By Sue Moore
Rudy Callen, a guy with so many diverse interests, is embarking upon the next chapter of his life after retiring as CEO of KALSEE Credit Union in Kalamazoo on April 1. He has played rhythm guitar for a band called Belfast Gin for the last twelve years, runs marathons, and continues to serve on the Vicksburg Community Schools Foundation, the Vicksburg School Board, the Vicksburg Foundation and the Board of the Michigan Credit Union League in Lansing.
He and his wife, Fawn, have given up lake life on Barton Lake, which was home to their two daughters, to purchase the old Gambles building on S. Main Street in Vicksburg. They have remodeled the upstairs and moved in just before his retirement. “We wanted to be free to pick up and go places at any time, without the worry of taking care of lake property,” Callen said.
As CEO of the credit union, his record of overseeing the assets from $79 million in 2005 to $163 million today, is heartening, said his predecessor Bob Moore who lives on a farm outside of Vicksburg. Moore has known Callen since he was a kid when his dad Tom Callen worked at National Waterlift where the credit union was formed in 1954. Moore served as KALSEE CEO from 1965 until Callen took over in 2005.

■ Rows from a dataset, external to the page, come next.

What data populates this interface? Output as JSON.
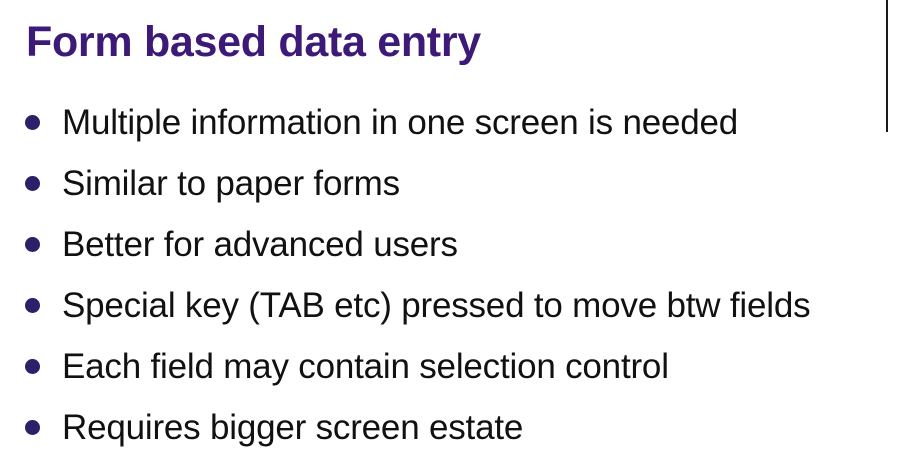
{
  "slide": {
    "title": "Form based data entry",
    "title_color": "#3d1a78",
    "bullet_color": "#2e1f6b",
    "bullets": [
      "Multiple information in one screen is needed",
      "Similar to paper forms",
      "Better for advanced users",
      "Special key (TAB etc) pressed to move btw fields",
      "Each field may contain selection control",
      "Requires bigger screen estate"
    ]
  }
}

Callen opted for the buyout package at Pfizer in 2004 rather than relocate outside of Michigan. Without any plans he went off to deer hunting camp and never returned to Pfizer. He had been on the board of KALSEE for 14 years and when the call came in 2005 to interview for the job, he was ready to accept the new challenge.
As a musician, he plays with the Celtic band that has a diverse repertoire, has made two recordings and is in great demand each year for St. Patrick’s Day performances. Taking guitar lessons in 5th grade, he first played publicly in high school at Loy Norrix. He ran track and cross country in high school and his last memorable appearance was in the 2015 Hearty Hustle in a Superman costume.
His quick wit and incisive mind will be needed in his next endeavor. Wherever that may take him, he will be ready, said Bill Oswalt, president of the Vicksburg Foundation.